Elasticsearch is a full-featured, multitenant-capable full-text search engine. Elasticsearch makes it easy to build hybrid search applications with extensive in-built functionality and support for RAG tooling.

Configuration for Elasticsearch#

Please see Elasticsearch's installation page for more in-depth information on installing, configuring, and running Elasticsearch. We specify the setup required to run a simple demo app.

For local development and testing, we recommend running Elasticsearch through docker compose. The provided compose.yml file runs Elasticsearch, which has an associated low-level Python library that makes querying easier.

compose.yml
version: "3.8"
services:
  elasticsearch:
    image: docker.elastic.co/elasticsearch/elasticsearch:8.14.2
    ports:
      - 9200:9200
    restart: on-failure
    environment:
      - discovery.type=single-node
      - xpack.security.enabled=false
      - ES_JAVA_OPTS=-Xms4g -Xmx4g
    ulimits:
      memlock:
        soft: -1
        hard: -1

With this you can run Elasticsearch with a simple docker compose up.

Writing to Elasticsearch#

To write a DocSet to a Elasticsearch index from Sycamore, use the docset.write.elasticsearch(...) function. The Elasticsearch writer takes the following arguments:

  • url: Connection endpoint for the Elasticsearch instance. Note that this must be paired with the necessary client arguments below

  • index_name: Index name to write to in the Elasticsearch instance

  • es_client_args: (optional) Authentication arguments to be specified (if needed). See more information at here.

  • wait_for_completion: (optional, default="false") Whether to wait for completion of the write before proceeding with next steps. See more information and valid values [here] (https://www.elastic.co/guide/en/elasticsearch/reference/current/docs-refresh.html).

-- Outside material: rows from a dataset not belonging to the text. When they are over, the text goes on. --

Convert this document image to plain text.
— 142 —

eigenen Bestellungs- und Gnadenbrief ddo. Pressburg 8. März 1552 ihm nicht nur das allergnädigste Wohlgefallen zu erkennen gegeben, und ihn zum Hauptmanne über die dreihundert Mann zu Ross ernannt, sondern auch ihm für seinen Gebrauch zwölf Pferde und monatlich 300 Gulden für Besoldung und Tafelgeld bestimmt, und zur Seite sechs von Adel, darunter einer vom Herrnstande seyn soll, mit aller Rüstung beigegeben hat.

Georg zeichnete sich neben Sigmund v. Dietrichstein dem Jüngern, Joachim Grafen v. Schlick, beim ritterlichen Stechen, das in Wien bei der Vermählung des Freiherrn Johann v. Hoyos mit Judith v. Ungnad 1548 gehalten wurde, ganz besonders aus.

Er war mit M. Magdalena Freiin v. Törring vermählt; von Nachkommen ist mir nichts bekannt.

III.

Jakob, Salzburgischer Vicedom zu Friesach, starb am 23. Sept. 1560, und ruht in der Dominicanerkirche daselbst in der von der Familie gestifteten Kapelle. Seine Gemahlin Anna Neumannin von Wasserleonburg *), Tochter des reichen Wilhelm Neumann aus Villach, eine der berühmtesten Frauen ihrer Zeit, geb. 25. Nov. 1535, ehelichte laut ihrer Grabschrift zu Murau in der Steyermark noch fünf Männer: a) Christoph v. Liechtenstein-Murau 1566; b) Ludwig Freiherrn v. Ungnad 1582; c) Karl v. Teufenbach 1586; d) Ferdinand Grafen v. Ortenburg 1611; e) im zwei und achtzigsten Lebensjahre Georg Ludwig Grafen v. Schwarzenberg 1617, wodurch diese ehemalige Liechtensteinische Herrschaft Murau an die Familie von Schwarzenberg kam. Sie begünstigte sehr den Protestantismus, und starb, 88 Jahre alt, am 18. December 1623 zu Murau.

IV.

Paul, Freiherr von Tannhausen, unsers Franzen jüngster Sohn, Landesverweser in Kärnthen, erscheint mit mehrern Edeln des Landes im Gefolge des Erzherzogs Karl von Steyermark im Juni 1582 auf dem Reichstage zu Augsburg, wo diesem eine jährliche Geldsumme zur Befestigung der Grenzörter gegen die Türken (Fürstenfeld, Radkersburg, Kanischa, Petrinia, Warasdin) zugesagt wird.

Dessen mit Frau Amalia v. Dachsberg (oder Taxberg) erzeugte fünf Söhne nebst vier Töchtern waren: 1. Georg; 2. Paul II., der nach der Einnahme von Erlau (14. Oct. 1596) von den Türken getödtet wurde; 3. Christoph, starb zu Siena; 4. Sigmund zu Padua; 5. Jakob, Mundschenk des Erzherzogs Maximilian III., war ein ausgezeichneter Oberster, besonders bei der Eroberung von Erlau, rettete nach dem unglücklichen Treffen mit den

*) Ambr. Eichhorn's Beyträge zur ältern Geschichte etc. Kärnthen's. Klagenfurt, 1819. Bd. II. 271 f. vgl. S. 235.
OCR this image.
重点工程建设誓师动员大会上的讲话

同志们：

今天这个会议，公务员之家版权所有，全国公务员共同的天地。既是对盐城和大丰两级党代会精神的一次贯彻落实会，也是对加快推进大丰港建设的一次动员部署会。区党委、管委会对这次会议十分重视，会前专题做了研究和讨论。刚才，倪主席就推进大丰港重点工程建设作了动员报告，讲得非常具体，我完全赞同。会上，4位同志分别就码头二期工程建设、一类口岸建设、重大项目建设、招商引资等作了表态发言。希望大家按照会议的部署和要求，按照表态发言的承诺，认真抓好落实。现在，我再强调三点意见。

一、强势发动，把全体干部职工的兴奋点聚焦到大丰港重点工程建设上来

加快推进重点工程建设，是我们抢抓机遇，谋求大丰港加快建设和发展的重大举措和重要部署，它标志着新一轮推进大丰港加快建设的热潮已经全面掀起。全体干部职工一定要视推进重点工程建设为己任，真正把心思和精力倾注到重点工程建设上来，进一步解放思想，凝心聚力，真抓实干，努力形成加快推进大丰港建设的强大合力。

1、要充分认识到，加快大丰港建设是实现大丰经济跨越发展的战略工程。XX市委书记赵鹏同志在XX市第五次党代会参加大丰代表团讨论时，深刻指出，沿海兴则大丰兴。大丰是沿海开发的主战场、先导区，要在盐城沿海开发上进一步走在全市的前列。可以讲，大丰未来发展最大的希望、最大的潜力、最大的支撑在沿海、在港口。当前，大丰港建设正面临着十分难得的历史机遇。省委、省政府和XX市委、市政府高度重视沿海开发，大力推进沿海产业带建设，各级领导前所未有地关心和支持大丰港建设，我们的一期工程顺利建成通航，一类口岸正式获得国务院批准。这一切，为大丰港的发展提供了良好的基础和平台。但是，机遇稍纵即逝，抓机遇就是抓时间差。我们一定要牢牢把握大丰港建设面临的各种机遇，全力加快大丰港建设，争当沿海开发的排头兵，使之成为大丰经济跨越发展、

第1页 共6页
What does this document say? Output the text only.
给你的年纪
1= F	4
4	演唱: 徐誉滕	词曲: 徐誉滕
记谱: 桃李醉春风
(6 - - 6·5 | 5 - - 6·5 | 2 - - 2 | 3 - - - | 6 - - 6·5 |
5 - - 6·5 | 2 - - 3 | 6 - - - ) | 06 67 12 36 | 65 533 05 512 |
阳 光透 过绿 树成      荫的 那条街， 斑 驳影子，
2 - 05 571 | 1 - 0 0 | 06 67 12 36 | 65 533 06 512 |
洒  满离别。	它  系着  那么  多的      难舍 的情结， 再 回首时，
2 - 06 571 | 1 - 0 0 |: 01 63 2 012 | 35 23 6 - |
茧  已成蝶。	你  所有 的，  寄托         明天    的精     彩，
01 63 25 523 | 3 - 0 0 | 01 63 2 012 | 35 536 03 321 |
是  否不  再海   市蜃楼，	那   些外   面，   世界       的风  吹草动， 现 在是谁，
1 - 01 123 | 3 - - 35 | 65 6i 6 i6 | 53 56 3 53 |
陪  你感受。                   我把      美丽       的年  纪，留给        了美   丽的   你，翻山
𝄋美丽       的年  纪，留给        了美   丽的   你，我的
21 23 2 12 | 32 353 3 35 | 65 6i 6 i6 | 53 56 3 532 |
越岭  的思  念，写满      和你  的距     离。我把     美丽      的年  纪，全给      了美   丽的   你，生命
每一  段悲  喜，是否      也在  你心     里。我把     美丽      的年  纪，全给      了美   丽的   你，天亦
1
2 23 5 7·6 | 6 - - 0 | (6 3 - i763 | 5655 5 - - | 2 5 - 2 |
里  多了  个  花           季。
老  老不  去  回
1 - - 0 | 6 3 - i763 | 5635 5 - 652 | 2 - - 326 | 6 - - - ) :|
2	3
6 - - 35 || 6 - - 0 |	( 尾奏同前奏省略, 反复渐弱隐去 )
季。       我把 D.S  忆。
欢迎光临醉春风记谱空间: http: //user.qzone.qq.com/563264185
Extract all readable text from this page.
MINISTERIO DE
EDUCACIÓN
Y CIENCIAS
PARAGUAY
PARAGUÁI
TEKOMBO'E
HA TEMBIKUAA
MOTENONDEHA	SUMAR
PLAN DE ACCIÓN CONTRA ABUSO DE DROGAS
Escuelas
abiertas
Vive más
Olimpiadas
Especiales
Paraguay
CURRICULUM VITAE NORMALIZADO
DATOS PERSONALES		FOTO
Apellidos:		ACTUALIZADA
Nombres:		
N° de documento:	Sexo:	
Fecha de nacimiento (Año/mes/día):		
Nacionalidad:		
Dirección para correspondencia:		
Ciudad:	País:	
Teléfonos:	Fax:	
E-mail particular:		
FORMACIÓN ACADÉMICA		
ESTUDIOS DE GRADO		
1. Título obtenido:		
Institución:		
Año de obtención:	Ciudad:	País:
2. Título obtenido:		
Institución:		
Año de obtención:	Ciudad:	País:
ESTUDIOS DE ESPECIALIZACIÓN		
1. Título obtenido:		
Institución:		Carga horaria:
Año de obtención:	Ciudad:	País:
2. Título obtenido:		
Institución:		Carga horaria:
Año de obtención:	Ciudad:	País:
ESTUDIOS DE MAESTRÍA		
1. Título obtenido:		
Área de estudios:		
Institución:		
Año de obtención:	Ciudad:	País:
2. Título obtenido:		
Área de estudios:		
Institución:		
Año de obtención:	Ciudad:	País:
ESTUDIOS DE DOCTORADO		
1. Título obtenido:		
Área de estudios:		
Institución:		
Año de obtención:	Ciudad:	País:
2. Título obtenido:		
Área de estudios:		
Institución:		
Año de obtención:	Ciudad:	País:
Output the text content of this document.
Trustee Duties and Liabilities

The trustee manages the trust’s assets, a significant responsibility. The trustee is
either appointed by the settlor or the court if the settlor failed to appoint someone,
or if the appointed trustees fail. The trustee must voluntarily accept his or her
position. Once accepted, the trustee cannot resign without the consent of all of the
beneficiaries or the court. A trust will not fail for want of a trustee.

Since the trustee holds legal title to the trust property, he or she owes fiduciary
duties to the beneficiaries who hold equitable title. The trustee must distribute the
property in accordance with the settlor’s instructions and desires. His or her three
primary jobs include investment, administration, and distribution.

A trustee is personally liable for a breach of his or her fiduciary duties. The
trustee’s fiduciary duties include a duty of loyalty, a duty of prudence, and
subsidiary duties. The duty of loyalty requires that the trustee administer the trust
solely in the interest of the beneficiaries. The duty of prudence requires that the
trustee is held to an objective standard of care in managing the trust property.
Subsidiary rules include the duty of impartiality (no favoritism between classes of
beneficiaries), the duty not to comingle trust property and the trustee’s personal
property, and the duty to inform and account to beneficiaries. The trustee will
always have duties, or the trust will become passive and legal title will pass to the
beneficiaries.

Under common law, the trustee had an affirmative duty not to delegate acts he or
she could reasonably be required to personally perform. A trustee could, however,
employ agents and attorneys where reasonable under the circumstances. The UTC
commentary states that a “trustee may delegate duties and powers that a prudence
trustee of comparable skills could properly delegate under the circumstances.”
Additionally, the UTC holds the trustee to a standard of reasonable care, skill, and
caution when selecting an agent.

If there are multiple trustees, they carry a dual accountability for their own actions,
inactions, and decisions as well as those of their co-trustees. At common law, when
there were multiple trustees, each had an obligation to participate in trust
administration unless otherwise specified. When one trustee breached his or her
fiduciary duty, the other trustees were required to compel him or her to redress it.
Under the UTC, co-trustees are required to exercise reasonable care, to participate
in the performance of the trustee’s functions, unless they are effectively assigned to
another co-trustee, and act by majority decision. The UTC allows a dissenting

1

  • mappings: (optional) Mappings of the Elasticsearch index, can be optionally specified

  • settings:(optional) Settings of the Elasticsearch index, can be optionally specified

  • execute: (optional, default=True) Whether to execute this sycamore pipeline now, or return a docset to add more transforms.

To write a docset to a local Elasticsearch index run by the Docker compose above, we can write the following:

url = "http://localhost:9200"
index_name = "test_index-write"
wait_for_completion = "wait_for"

ds.write.elasticsearch(url=url, index_name=index_name, wait_for_completion=wait_for_completion)

More information can be found in the API documentation. A demo of the writer can also be found in the demo notebook.

Reading from Elasticsearch#

Reading from an Elasticsearch index takes in the index_name, url, and es_client_args arguments, with the same specification and defaults as above. It paginates and reads from all search results. It also takes in the arguments below:

  • query: (Optional) Query to perform on the index. Note that this must be specified in the Elasticsearch Query DSL as a dictionary. Otherwise, it defaults to a full scan of the table. See more information [here] (https://www.elastic.co/guide/en/elasticsearch/reference/current/query-dsl.html).

  • keep_alive: (Optional) Keep alive time for the search context point in time. Defaults to 1 minute if not specified

  • kwargs: (Optional) Parameters to configure the underlying Elasticsearch search query. See more information [here] (https://elasticsearch-py.readthedocs.io/en/v8.14.0/api/elasticsearch.html#elasticsearch.Elasticsearch.search).

To read from a Elasticsearch index into a Sycamore DocSet, use the following code:

ctx = sycamore.init()
url = "http://localhost:9200"
index_name = "test_index-read"
target_doc_id = "target"
query_params = {"term": {"_id": target_doc_id}}
query_docs = ctx.read.elasticsearch(url=url, index_name=index_name, query=query_params).take_all()

More information can be found in the API documentation.